I hope that more sun is on the horizon. We'll all feel better, especially the farmers and the plants.

Thursday, April 06, 2006

Seattle Sun - Not Impossible

I was in Seattle for 5 days at the very end of March and into the beginning of April. I started out teaching at my friend Carol Dearth's Rain City Cooking School www.raincitycookingschool.com . The class was small but attentive and the meal they produced was as good as what you would find in any upscale vegetarian restaurant. The menu included Potato & Watercress Soup with Sorrel Cream, Roasted Asparagus and Beet Salad with Herbed Citrus Dressing, Caramelized Onions, Leeks and Vegetables Wrapped in Phyllo Pastry, Braised Baby Artichokes with Dried Tomatoes, White Wine, Shallots and Garlic and for dessert -- Marinated Spring Strawberries . The rainy weather here in California made baby artichokes unavailable so I substituted water packed canned hearts and the dish was wonderful. The strawberries needed a bit of sugar but all was delicious. The class had the most fun with the phyllo dough which is one of my favorite ingredients to use in teaching since so many people are intimidated by the thought of using it, and then find it it's really not very difficult to use.

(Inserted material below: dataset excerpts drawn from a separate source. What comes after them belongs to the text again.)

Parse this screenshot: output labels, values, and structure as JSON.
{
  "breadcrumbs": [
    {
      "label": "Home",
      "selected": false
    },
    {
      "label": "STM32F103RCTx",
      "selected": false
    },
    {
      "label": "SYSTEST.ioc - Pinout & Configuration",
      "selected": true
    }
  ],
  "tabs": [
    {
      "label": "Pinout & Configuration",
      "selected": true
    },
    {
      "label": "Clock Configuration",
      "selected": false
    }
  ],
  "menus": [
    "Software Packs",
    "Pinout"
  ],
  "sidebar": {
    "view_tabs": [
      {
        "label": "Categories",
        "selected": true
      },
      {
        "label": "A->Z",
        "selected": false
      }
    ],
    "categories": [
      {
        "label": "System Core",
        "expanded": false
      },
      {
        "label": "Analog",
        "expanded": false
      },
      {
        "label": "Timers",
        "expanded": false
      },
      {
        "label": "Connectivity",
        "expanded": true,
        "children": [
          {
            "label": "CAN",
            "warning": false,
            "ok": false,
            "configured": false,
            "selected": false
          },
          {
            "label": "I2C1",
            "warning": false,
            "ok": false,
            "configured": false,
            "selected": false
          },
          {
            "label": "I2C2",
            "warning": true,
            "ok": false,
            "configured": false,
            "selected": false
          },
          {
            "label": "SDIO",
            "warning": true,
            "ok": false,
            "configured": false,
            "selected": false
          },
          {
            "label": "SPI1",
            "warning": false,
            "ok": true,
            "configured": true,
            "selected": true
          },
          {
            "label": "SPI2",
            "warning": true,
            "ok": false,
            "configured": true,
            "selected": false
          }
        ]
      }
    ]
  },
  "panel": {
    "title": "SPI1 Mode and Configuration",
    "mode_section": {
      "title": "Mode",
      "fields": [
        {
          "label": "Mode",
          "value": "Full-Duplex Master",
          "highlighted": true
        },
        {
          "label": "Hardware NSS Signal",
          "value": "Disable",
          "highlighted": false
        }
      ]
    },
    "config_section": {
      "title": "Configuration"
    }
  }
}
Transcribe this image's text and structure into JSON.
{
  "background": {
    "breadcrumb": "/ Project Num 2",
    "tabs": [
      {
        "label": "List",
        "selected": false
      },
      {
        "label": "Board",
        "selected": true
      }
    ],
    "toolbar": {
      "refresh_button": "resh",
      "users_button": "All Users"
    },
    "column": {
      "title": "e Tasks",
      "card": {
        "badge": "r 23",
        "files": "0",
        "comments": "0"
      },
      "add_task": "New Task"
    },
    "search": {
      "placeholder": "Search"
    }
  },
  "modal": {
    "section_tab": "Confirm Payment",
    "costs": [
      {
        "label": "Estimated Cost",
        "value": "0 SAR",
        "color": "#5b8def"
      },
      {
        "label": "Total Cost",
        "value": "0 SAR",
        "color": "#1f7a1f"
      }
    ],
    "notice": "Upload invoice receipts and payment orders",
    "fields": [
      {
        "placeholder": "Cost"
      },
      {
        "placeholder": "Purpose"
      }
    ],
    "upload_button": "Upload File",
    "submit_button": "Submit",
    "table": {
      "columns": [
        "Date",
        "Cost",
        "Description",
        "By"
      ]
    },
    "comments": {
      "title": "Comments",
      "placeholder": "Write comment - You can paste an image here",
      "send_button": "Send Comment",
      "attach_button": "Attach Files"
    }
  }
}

I went to Seattle to attend a conference of The International Associaton of Culinary Professionals. Many high profile chefs were in attendance including Jacques Pepin, Rick Bayless, Charlie Trotter, Roland Messier and more. I go for the education. Mostly what I learned is that I know a bit more than I sometimes think that I do. Charlie Trotter commented that seaweed is going to become more common place. You heard it here first.

As I got up from a talk at breakfast to use the rest room I ran into my friend Ken from Lotus Foods who carries the Bhutanese red rice. He was going to be doing a presentation that day. It was great to chat with him.

As I skipped out of another session with a well known Indian chef, I ran into a friend who works for the Alaska Seafood Marketing Institute. She followed me out of the room so that we could set up a dinner meeting. And we did.

Since the weather was almost balmy we walked to the Elysian Brewery to possibly have dinner but the atmosphere didn't seem right. So we got directions to Lark, a 50 seat restaurant just 2 blocks away where they don't take reservations for small parties.
Laura and I didn't have to wait long for a table. The stafff made us feel very welcome and cared for. It was like eating in someone's home but they really knew how to cook. There wer no incredibly memorable small plates but the pasta with nettles was yummy. We were treated to a wonderful frozen Meyer lemon mousse, which was an extremely tasting end to the meal. Kelly, the hostess, called a cab for us and we left for our respective hotels.


The conference was interesting while somewhat exhausting. I was happy to arrive home except that I left the Seattle sun for the Sonoma County rain. Funny, isn't it?